Lithium salts with low coordinating anions such as bis(trifluoromethanesulfonyl)imide (TFSI) have been the state‐of‐the‐art for polyethylene oxide (PEO)‐based “dry” polymer electrolytes for 3 decades. Plasticizing PEO with TFSI‐based ionic liquids (ILs) to form ternary solid polymer electrolytes (TSPEs) increases conductivity and Li+ diffusivity. However, the Li+ transport mechanism is unaffected compared to their “dry” counterparts and is essentially coupled to the dynamics of the polymer host matrix, which limits Li+ transport improvement.

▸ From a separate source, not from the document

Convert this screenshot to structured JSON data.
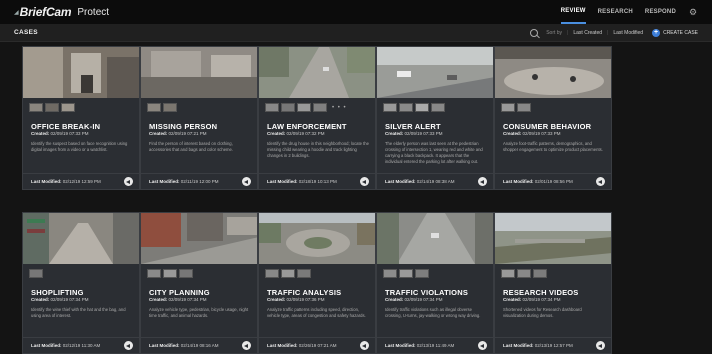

Thus, a paradigm shift is hereby suggested: the utilization of more coordinating anions such as trifluoromethanesulfonyl‐N‐cyanoamide (TFSAM), able to compete with PEO for Li+ solvation, to accelerate the Li+ transport and reach a higher Li+ transference number. The Li–TFSAM interaction in binary and ternary TFSAM‐based electrolytes is probed by experimental methods and discussed in the context of recent computational results. In PEO‐based TSPEs, TFSAM drastically accelerates the Li+ transport (increases Li+ transference number by a factor 6 and the Li+ conductivity by 2–3) and computer simulations reveal that lithium dynamics are effectively re‐coupled from polymer to anion dynamics. Last, this concept of coordinating anions in TSPEs is successfully applied in LFP||Li metal cells leading to enhanced capacity retention (86% after 300 cycles) and an improved rate performance at 2C.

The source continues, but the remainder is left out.